Rodrigo Cunha pede distribuição gratuita de autotestes de Covid-19 pelo SUS
Já à venda em farmácias e supermercados na em países da Europa, como Portugal, o autoteste custa, em média, € 3 (cerca de R$ 20)
O senador Rodrigo Cunha (PSDB) defendeu nesta sexta-feira (28) o fornecimento gratuito pelo SUS (Sistema Único de Saúde) dos autotestes de Covid-19. “Agora que foi aprovado pela Anvisa, precisamos ampliar o acesso ao autoteste e o ideal é que todo o cidadão brasileiro, especialmente os de baixa renda, tivesse acesso a esta tecnologia de modo gratuito pelo SUS. Os casos de Covid-19 voltam a subir e testar em massa a população voltou a ser um desafio para todos. Vamos levar para Brasília este pleito. O governo federal precisa fazer algo para levar aos postos de saúde estes autotestes de modo gratuito. Todo o esforço deve ser feito para conter e para nos livrar definitivamente desta pandemia”, disse o senador.
A Agência Nacional de Vigilância Sanitária (Anvisa) acabou de autorizar o uso de autotestes de Covid-19 no Brasil. A decisão aconteceu nessa sexta-feira após votação da Diretoria Colegiada da agência a partir da análise da solicitação e envio de informações complementares pelo Ministério da Saúde. A autorização permite a comercialização dos testes em farmácias e estabelecimentos de saúde. Os exames, que podem ser feitos em casa, permitem realizar o acompanhamento das condições da doença. No entanto, os testes não são conclusivos para o diagnóstico segundo a Anvisa.
“Mesmo assim, estes autotestes, se foram aprovados pela Anvisa, tem o respaldo para serem usados e para seus resultados servirem como parâmetro no controle da disseminação do coronavírus. O Ministério da Saúde diz não ser favorável à distribuição gratuita pelo SUS, mas neste momento em que o mundo precisa por fim à pandemia não podemos somente tornar acessível os autotestes para quem pode pagar. A imensa maioria dos brasileiros não tem plano privado de saúde. O país enfrenta uma grave crise econômica. Por isso, cabe ao governo buscar meios para viabilizar esta distribuição nos postos, assim como já é feito com medicamentos e com as vacinas, principalmente para os mais carentes”, destacou Rodrigo Cunha.

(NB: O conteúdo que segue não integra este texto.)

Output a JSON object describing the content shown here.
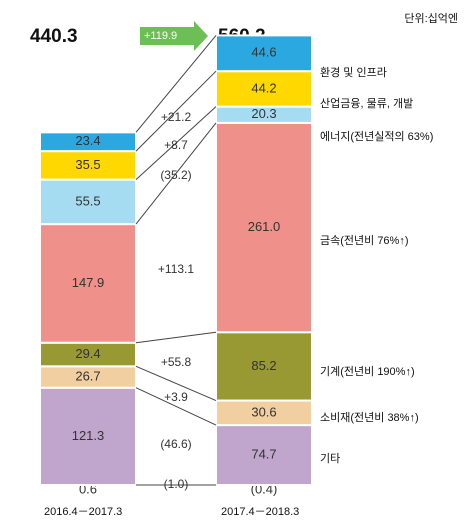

Já à venda em farmácias e supermercados na em países da Europa, como Portugal, o autoteste custa, em média, € 3 (cerca de R$ 20). Ele é parecido com o teste rápido, mas pode ser feito por leigos, em casa. O kit vem com um dispositivo de teste, tampão de extração, filtro e o swab –uma espécie de cotonete usado para a coleta nasal, a mais comum. Com a aprovação da Anvisa, cada empresa interessada em comercializar sua versão do produto precisa pedir o registro junto à agência, que vai analisar cada solicitação. A Anvisa informou que espera ter os primeiros produtos aprovados em fevereiro.